Both Tom and Stijn are convinced that the possibilities are limitless. “I don’t think there are any limits”, Stijn laughs. “For instance, with AI we can make decors from wood that doesn’t exist. The trials are ongoing but right now they’re still in the early stages.” Tom: “We can take these designs really far but at the same time we verify whether the new product would fit our vision of ‘enduring beauty’ and ‘true to nature’.”
Tom sees plenty of potential to interlink the data of the various departments. “At the moment we are capturing a lot of data we’re not using yet. For example, interlinking process parameters across and within the divisions would greatly accelerate things.”
Through the hype
A major concern with AI is the potential loss of jobs. Tom qualifies: “I think it would be more accurate to say that AI will change the job content. Our industry faces huge shortages in terms of technically skilled personnel. We always have vacant positions. AI could take over tasks from roles for which it is already difficult to find new staff. AI can help us bridge the gap between the more complex production processes and less skilled personnel.”

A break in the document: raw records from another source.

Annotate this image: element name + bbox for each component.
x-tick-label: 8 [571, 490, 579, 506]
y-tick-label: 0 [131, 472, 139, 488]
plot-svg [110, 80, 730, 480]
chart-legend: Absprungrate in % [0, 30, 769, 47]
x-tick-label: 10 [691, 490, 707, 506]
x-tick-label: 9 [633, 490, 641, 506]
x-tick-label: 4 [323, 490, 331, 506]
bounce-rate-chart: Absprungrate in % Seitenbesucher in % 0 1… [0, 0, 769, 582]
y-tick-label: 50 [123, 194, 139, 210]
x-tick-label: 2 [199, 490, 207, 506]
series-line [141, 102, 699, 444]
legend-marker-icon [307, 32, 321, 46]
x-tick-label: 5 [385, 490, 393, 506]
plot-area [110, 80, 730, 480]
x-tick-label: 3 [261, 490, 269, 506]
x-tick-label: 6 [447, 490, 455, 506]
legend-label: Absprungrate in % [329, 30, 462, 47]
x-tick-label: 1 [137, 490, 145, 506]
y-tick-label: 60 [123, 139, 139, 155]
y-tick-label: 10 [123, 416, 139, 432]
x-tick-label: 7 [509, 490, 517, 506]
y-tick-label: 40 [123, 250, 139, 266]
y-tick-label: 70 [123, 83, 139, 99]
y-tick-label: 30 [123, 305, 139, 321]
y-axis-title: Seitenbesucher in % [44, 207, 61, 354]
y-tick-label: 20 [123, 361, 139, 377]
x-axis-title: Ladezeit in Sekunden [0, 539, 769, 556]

One thing is for certain: the role of AI will continue to grow, precisely because we are starting to embrace it. “That is one of the strengths of Unilin’s pragmatic entrepreneurship: investing in knowledge to see through the hype. We are not only given the time to thoroughly immerse ourselves in the subject matter but also the freedom to make mistakes so we can experience what doesn’t work yet. If we are convinced a specific avenue can produce results then we continue to invest in it. Not every company would devote so much time and resources to this, but if you’re going to move forward and innovate they are absolutely essential.”
Two examples of successful AI implementations at Unilin
1. AI Finders
We strive to create laminate that looks and feels like actual wood. To achieve this, we use cameras that perfectly position the wood texture and wood pattern in relation to each other. In conjunction with an external partner, we also introduced AI into this process. The AI model is based on deep learning and had to meet strict requirements. Tom: “In 99% of cases our classic computer vision gives us a good result but that final percent eludes us. This results in downtime and outages. So AI has to produce better results or the operator won’t see the added value of working with AI. That is why we strive for 99.9% or even 100%, results that would be outright impossible with any other technology. In addition, it has to learn to deal with different sources of variation, it must be pixel-perfect and applicable on all machines.”
The next step consists of expanding the solution to other production lines and new problems. From 1 million predictions per month we have now set our sights on more than 3 million predictions per month by the end of the year.
Several models have meanwhile demonstrated their added value and this leads to greater acceptance on the production floor. Stijn Lioen: “Argus is a quality detection system on the line that manufactures the Quick-Step Capture collection of Unilin Flooring. The deep learning AI model behind the system is also able to not detect the intentional imperfections in the design (which also occur in real wood) as an error, which helps the operators to check every single board on the line. Before the introduction spot checks were carried out every 20 boards, which led to more production loss. Now Argus traces the smallest defect thanks to this wonderful innovation. Since March 2023 Argus has been deployed on all Capture colours and in that short period the operators have already indicated that Argus has become indispensable.”